The package also has a simple Shiny app that can be called using the following command
run_shiny()
The pdfsearch package may be most useful to those conducting research syntheses or meta-analyses. The package can allow users to search for keywords related to a research question; therefore, instead of searching the entire text of a document, specific portions of the text can be identified to be searched. This could increase the reproducibility and reduce the time needed to collect the data for the research synthesis or meta-analysis.

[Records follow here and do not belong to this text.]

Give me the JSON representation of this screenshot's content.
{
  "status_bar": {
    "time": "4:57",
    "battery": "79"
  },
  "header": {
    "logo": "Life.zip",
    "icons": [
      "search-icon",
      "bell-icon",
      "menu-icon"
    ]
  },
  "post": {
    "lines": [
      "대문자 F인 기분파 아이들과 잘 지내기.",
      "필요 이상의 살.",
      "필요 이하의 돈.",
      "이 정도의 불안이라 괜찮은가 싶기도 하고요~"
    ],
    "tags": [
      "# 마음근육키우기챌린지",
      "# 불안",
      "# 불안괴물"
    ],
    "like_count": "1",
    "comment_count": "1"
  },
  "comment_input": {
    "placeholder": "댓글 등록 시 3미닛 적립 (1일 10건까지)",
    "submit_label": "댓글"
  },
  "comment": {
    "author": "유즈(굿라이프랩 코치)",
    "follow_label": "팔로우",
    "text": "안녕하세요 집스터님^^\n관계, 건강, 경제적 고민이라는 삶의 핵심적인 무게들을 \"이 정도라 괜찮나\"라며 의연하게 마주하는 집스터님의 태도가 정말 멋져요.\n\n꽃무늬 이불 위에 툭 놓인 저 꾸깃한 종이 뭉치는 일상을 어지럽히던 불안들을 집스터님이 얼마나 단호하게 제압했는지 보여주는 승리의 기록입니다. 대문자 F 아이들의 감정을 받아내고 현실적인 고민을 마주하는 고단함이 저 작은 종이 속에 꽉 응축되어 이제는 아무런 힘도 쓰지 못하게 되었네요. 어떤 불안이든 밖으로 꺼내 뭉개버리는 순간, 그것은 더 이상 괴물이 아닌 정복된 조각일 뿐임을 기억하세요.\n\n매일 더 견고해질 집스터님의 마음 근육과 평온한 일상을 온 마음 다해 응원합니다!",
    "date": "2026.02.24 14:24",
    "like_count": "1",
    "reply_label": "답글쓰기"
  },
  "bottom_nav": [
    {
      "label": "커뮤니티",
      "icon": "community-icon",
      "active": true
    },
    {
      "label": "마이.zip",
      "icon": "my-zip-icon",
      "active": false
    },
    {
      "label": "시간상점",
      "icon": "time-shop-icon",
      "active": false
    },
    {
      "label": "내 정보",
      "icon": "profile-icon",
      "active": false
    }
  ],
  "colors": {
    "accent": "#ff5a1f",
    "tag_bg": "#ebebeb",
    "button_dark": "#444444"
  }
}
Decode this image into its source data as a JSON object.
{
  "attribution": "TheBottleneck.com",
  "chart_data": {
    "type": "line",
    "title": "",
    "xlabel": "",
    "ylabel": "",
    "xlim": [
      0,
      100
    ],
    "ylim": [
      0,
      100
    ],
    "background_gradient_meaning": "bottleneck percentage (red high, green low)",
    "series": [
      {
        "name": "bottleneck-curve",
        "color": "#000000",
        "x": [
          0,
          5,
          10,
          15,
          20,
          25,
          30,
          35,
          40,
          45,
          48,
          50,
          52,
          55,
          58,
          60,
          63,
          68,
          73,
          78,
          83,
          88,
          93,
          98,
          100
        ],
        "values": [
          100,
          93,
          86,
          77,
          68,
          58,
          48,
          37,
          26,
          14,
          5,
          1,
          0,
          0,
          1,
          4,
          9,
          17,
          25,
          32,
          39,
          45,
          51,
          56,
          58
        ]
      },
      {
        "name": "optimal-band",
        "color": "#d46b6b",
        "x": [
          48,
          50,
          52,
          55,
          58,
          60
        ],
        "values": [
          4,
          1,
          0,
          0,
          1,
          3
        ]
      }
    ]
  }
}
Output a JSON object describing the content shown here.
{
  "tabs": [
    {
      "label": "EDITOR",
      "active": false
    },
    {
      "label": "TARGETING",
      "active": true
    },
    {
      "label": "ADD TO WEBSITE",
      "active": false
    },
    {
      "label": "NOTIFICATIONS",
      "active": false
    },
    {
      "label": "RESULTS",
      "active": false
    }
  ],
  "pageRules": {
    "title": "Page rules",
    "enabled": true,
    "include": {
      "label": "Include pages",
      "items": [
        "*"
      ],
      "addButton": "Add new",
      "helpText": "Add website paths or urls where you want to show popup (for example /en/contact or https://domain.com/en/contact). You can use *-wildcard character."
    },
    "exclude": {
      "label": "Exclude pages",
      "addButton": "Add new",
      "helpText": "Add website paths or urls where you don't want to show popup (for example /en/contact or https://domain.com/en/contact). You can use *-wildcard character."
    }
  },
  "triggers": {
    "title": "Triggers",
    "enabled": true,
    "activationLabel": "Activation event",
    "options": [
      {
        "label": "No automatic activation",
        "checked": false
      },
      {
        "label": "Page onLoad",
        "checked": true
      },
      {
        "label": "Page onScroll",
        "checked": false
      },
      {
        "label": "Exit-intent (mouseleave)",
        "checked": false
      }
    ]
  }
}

As an example, the package is currently being used to explore the evolution of statistical software and quantitative methods used in published social science research (https://ww2.amstat.org/meetings/jsm/2018/onlineprogram/AbstractDetails.cfm?abstractid=330777). This process involves getting PDF files from published research articles and using pdfsearch to search for specific software and quantitative methods keywords within the research articles. The results of the keyword matches will be explored using research synthesis methods. A pre-print of the paper and slides from the presentation will be posted to the GitHub repo as part of the package later this summer.